Durango City Attorney Mark Morgan said a 45-day jail sentence at least disrupts Boughan’s drinking and removes her from the streets during the coldest part of the winter. He fully expects she will experience the effects of alcohol withdrawal while in jail, and the jail has resources to help her address those withdrawals.

“Breaking that cycle of intoxication and putting her in jail will change the lens that she’s looking at her life through, hopefully, and maybe she’ll be more likely to go into some type of in-house treatment or substance-abuse treatment once she’s actually sobered up and realized how detrimental the alcohol has become in her life,” Morgan said.
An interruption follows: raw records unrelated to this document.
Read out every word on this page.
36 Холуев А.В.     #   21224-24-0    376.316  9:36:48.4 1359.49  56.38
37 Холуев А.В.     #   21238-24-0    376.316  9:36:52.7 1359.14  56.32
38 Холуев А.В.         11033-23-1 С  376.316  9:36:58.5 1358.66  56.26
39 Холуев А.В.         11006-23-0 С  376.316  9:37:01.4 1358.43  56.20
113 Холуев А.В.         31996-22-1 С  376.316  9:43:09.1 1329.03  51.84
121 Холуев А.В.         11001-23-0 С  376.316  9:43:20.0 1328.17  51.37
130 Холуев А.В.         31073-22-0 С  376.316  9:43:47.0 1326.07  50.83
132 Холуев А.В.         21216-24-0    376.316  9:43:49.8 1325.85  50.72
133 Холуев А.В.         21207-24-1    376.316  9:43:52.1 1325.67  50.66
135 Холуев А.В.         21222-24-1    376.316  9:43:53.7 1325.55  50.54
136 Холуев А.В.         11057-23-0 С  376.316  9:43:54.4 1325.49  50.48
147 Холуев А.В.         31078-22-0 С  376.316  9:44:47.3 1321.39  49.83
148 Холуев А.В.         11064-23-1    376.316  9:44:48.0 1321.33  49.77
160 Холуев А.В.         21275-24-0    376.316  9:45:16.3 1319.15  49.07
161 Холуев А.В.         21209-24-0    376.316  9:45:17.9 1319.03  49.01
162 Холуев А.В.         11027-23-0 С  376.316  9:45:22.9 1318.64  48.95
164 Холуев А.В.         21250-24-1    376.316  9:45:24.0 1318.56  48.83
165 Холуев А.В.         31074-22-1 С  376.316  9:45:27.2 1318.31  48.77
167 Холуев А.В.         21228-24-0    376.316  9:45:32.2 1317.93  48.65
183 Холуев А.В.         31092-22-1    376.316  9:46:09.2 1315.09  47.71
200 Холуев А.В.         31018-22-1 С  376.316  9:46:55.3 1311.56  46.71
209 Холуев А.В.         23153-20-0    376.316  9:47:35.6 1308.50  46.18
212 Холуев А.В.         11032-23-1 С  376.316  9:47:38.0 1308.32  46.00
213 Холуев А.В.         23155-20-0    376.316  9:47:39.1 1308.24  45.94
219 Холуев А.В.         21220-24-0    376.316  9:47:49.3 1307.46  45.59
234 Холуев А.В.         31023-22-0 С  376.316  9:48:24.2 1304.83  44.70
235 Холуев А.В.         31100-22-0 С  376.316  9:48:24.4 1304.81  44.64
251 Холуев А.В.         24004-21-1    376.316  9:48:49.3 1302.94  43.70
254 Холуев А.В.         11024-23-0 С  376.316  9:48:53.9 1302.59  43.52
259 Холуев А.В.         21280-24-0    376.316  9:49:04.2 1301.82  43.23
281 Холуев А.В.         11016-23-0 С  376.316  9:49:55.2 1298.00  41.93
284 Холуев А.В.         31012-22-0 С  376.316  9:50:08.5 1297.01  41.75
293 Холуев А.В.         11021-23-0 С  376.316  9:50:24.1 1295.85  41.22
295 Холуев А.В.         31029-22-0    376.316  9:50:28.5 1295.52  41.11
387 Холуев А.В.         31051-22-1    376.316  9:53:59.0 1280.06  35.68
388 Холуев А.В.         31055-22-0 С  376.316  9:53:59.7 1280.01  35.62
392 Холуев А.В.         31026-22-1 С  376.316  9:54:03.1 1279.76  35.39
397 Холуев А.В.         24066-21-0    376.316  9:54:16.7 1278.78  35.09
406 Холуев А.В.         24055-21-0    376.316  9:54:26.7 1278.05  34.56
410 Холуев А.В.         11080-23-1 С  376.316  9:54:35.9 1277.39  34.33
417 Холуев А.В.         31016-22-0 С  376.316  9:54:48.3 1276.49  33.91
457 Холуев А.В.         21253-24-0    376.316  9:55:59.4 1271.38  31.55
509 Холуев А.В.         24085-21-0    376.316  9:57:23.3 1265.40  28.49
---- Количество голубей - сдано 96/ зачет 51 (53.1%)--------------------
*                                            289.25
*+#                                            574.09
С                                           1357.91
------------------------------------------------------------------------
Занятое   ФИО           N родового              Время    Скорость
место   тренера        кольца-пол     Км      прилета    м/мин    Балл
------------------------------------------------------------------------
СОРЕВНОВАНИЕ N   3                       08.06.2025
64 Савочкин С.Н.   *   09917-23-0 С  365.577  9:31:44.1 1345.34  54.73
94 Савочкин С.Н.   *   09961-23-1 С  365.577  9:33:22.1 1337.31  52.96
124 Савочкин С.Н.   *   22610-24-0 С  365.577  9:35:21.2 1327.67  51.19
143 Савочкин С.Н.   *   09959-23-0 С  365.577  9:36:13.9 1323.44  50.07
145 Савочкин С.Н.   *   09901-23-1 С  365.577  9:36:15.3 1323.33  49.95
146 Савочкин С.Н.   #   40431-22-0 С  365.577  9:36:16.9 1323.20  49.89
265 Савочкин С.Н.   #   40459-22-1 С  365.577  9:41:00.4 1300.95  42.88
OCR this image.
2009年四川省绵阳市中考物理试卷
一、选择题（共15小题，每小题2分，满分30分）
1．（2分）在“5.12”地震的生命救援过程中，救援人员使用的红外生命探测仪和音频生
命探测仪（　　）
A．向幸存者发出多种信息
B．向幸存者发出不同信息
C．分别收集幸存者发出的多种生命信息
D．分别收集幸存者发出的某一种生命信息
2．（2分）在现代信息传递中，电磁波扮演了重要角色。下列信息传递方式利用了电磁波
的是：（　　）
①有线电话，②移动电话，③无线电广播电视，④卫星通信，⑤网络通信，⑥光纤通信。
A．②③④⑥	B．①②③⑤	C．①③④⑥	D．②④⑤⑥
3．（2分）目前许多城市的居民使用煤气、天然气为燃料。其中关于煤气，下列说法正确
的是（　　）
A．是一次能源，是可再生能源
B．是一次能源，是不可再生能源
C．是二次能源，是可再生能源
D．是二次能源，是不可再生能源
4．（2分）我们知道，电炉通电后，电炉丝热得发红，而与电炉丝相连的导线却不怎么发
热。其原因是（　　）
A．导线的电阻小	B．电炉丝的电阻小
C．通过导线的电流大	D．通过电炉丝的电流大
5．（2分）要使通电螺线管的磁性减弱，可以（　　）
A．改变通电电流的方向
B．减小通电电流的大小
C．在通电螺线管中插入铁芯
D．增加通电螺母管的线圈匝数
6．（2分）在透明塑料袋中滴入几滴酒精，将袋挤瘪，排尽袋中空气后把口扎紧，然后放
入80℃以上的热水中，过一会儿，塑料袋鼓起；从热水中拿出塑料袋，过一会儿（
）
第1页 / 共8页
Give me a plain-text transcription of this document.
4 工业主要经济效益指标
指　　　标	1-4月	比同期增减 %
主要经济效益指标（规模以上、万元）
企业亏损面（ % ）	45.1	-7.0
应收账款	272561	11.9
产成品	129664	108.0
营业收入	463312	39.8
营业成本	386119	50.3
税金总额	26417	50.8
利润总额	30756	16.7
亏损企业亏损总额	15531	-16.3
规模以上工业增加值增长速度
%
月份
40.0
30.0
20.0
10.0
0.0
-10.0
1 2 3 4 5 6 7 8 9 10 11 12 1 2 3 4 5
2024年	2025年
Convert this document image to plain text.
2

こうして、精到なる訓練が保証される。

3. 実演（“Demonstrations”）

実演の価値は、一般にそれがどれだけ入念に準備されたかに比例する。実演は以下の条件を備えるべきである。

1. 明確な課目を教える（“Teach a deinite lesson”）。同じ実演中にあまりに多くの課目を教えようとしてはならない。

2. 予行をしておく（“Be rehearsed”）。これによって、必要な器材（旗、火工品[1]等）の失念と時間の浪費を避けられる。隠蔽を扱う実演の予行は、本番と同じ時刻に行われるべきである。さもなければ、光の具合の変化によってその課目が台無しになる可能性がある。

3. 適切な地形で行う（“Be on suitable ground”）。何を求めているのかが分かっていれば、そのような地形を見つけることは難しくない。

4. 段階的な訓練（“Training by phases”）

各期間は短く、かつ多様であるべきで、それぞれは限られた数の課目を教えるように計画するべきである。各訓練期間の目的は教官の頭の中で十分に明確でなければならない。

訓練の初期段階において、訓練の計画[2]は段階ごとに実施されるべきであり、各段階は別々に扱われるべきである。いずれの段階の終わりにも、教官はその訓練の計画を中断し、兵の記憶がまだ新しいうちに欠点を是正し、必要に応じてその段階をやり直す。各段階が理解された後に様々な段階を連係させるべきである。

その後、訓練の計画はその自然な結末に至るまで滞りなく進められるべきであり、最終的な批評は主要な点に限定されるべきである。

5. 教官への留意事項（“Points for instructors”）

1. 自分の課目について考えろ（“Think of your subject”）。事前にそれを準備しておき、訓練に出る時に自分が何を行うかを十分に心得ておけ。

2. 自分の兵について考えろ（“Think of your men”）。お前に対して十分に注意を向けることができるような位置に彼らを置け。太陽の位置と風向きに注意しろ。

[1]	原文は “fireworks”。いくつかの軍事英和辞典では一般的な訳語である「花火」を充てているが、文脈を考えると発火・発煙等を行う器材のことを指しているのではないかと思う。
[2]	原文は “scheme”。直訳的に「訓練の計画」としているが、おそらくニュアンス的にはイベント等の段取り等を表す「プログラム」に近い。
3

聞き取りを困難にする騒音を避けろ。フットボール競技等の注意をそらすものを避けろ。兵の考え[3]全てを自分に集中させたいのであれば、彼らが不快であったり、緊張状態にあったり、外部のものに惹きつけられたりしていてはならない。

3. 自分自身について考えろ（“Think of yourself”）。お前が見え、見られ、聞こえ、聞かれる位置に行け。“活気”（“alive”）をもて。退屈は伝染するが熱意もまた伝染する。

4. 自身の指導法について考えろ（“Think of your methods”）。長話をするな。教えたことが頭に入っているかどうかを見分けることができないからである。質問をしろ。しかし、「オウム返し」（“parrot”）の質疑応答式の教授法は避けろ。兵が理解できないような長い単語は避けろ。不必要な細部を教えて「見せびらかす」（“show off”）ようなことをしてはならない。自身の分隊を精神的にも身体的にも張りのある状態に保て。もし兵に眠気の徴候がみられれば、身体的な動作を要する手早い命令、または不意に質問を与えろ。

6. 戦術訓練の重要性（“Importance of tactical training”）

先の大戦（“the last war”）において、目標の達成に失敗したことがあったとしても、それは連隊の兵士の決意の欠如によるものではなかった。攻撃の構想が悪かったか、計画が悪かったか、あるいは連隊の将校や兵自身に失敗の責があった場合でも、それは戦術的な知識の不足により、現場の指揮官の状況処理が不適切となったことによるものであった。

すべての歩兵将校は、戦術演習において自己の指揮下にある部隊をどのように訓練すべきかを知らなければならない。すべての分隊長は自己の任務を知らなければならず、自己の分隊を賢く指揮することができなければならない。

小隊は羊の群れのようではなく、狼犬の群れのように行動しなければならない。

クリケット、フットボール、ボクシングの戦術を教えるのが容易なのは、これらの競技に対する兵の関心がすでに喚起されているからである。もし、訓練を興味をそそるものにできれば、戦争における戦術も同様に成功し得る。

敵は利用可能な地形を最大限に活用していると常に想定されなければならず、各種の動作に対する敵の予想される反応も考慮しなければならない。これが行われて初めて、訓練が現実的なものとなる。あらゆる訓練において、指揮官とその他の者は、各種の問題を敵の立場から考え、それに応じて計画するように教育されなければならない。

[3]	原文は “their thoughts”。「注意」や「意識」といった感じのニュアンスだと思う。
Last year, the Durango Police Department began ticketing Boughan on every petty offense – not as a way of piling on, but in the hopes that the previous part-time municipal court judges would take notice and sentence her to jail or use the tickets to convince her to enter some kind of treatment program, the agency said in a previous interview with The Durango Herald.

Municipal court is a low-level court that deals mostly in traffic tickets. It is not in the business of issuing lengthy jail or prison sentences. At the same time, the court needs the ability to disrupt destructive behavior by imposing consequences, Morgan said.

Most of the time, those consequences include ordering fines, sentencing offenders to community service, or directing people to obtain counseling services and other forms of intervention to disrupt negative behaviors, he said.

The days of being able to blow off municipal court without any consequences are over, Morgan said.

The new judge has shown a willingness to issue warrants to get people to appear in front of him if they have a history of blowing off court dates, he said.

“That’s a very, very small change that we’re hoping will have a huge impact on the community,” Morgan said.